I remember Jonathan Demme saying on the first day—it was a Monday in January, 1990—“How do you want to be seen when Jodie comes down the corridor?” I said, “Standing in the middle of the cell.” He said, “Standing? You don’t want to be reading? Why?” I said, “Because I can smell her coming down the corridor.” John said, “You’re weird.” What he is, in a way, is a lover, because he’s impressed that this young, physically vulnerable woman comes to visit the monster. Lecter thinks, God, she’s courageous. But I’m going to take the mask off her now, so she can learn from me. He strips her down to make her a better person.
You had a very solid career as an actor before “The Silence of the Lambs,” but obviously that’s the movie that made you a superstar in your fifties. Looking back, was that a good point in your life to become that famous? Do you wish it had happened earlier?
Well, I don’t know what serendipity is, but I remember I was doing a play in London and went to see “Mississippi Burning,” with Gene Hackman. I thought, God, I’d love to be in a film like that. But I was resigned to stay in the British theatre. And it was later that afternoon that my agent sent that script over. So it was a coalescing point. I knew that it was a winner. We have maybe extrasensory perception about life; you know when you know. That’s been the process of my life ever since I was a little boy, when I left school.

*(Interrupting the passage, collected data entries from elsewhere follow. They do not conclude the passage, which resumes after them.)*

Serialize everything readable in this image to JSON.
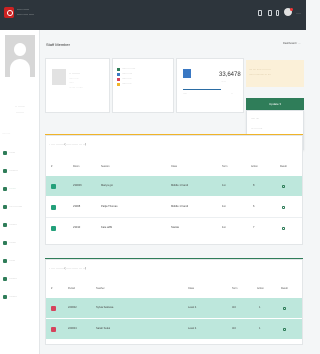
{
  "header": {
    "brand_line1": "···········",
    "brand_line2": "·········· ·····",
    "user_label": "·····"
  },
  "sidebar": {
    "profile_name": "·· ·······",
    "profile_sub": "········",
    "nav_title": "··········",
    "items": [
      {
        "label": "·······",
        "active": false
      },
      {
        "label": "··········",
        "active": false
      },
      {
        "label": "········",
        "active": true
      },
      {
        "label": "···· ··········",
        "active": false
      },
      {
        "label": "·········",
        "active": false
      },
      {
        "label": "········",
        "active": false
      },
      {
        "label": "·······",
        "active": false
      },
      {
        "label": "·········",
        "active": false
      },
      {
        "label": "·········",
        "active": false
      }
    ]
  },
  "page": {
    "title": "Staff Member",
    "breadcrumb": "Dashboard / ···"
  },
  "profile_card": {
    "name": "·· ········",
    "lines": [
      "······ ·····",
      "······",
      "··· ···· · ·······"
    ]
  },
  "legend_card": {
    "items": [
      {
        "label": "······ ···· ·····",
        "color": "#2f7d59"
      },
      {
        "label": "······· ·····",
        "color": "#3a78c3"
      },
      {
        "label": "······ ·····",
        "color": "#d6435c"
      },
      {
        "label": "······ ·····",
        "color": "#f0b429"
      }
    ]
  },
  "stat_card": {
    "number": "33,6478",
    "sub": "·······",
    "left": "·····",
    "right": "··"
  },
  "alert": {
    "line1": "···· ···· ······ ··· ··· ···",
    "line2": "······· ··········· ··· ····",
    "color": "#fbf0d8"
  },
  "actions": {
    "button": "Update ▾",
    "dropdown": [
      "····· ····",
      "··· ···· ·····",
      "······· ········"
    ]
  },
  "table1": {
    "title": "· ···· ········ (······ ······ ··· ··)",
    "headers": [
      "#",
      "Room",
      "Session",
      "Class",
      "Term",
      "Action",
      "Result"
    ],
    "rows": [
      {
        "code": "230006",
        "name": "Mariya gsi",
        "class": "Middle 1 Fandi",
        "term": "1st",
        "count": "8"
      },
      {
        "code": "23008",
        "name": "Patija Thomas",
        "class": "Middle 1 Fandi",
        "term": "1st",
        "count": "6"
      },
      {
        "code": "23010",
        "name": "Kate ai89",
        "class": "Stanite",
        "term": "1st",
        "count": "7"
      }
    ]
  },
  "table2": {
    "title": "· ···· ········ (······ ······ ··· ··)",
    "headers": [
      "#",
      "Period",
      "Teacher",
      "Class",
      "Term",
      "Action",
      "Result"
    ],
    "rows": [
      {
        "code": "220002",
        "name": "Sylvia Sekiswa",
        "class": "Level 4",
        "term": "3rd",
        "count": "1"
      },
      {
        "code": "220004",
        "name": "Sarah Sukui",
        "class": "Level 4",
        "term": "3rd",
        "count": "1"
      }
    ]
  },
  "colors": {
    "topbar": "#2d353c",
    "accent_green": "#2f7d59",
    "row_highlight": "#bde7dc",
    "badge_green": "#23a07a",
    "badge_red": "#d6435c",
    "blue": "#3a78c3"
  }
}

The great liberation for me is to know that we are insignificant, that finally it’s all a dream within a dream. Look at this moment. The pandemic has got us worried, because we thought we knew everything. We don’t. We’re in the grips of an invisible little microbe. When we come through this, we’d better wake up and say, Stop it. Let’s get together, see what we can do as a community, instead of all this bitching and moaning and attacking everyone. It’s just a waste of time, waste of energy, waste of life.
When you did the first “Thor” movie, ten years ago—you’ve now been in three—you said that you read the script and wrote on it “N.A.R.,” for “No Acting Required.” What to you separates an N.A.R. role from an A.R. role? How do you know when there’s acting required?
I try to apply it to everything I do: no acting required. On “Thor,” you have Chris Hemsworth—who looks like Thor—and a director like Kenneth Branagh, who is so certain of what he wants. They put me in armor; they shoved a beard on me. Sit on the throne; shout a bit. If you’re sitting in front of a green screen, it’s pointless acting it. Gregory Peck was doing “Moby Dick,” and one of the props guys found his script on the set. He opened it up and Gregory Peck had written on a certain page, “N.A.R.”
Oh, you got it from Gregory Peck!
So he asked, “What does this mean, Mr. Peck?” He said [launching into a booming Peck impression], “No acting required. You just look at the sea, and that’s it!” And that’s true.